Castlehill Seen from the Outside | BBC
In a statement released on October 8, 2025, the Inspectorate warned that the care home risked losing its license “unless there is a significant improvement in the provision of the service.” It was, in fact, the seventh formal notice issued to Castlehill in twelve months. The parent company publicly responded by assuring that it had already identified the internal problems raised and implemented corrective measures, investing over £1 million to renovate the facility.

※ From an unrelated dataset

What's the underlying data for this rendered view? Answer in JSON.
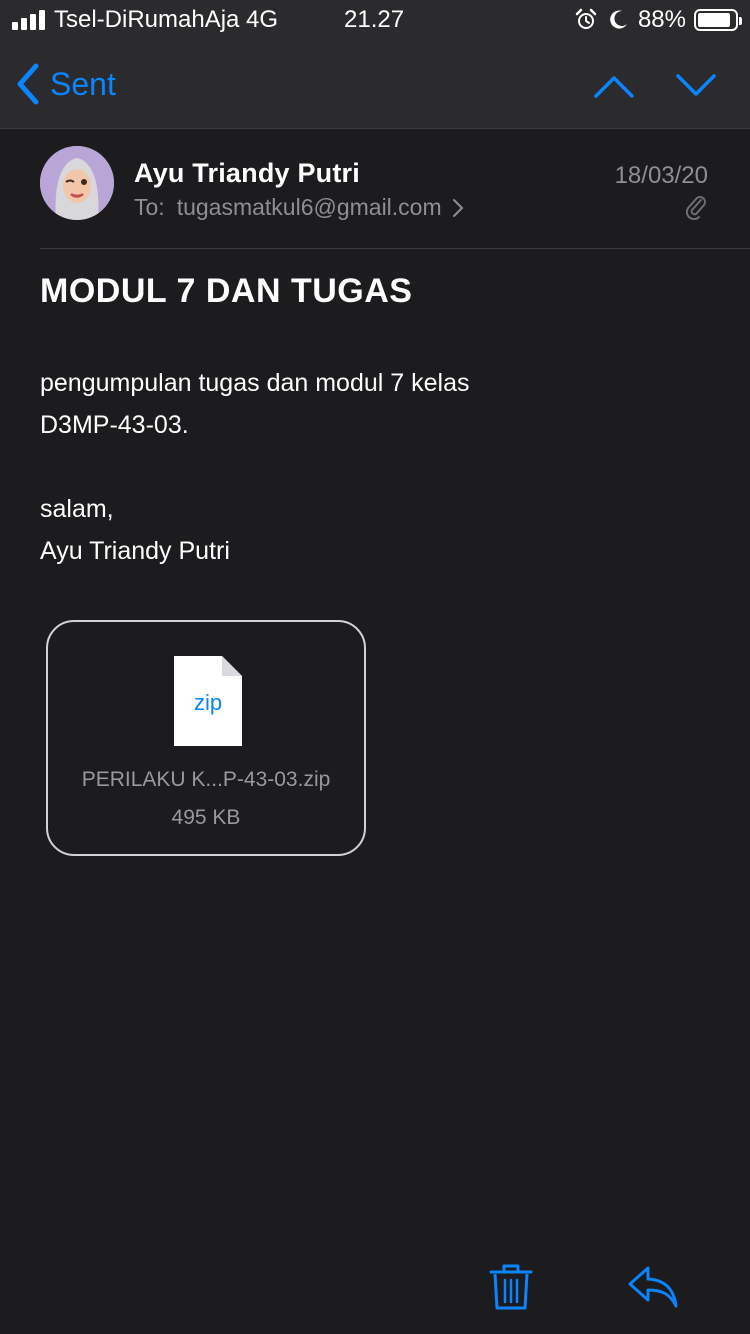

In Germany and Scotland, as in so many other European countries, the elderly remain alone. As long as it falls to undercover journalists to defend those who can no longer speak for themselves, it means that the society they helped to build has already betrayed them. But the real scandal is that one no longer needs a hidden camera to see it. And in a continent that will soon be not only the “old continent” but also one of the oldest in the world due to its demographic collapse, this abandonment is destined to become one of its greatest crises.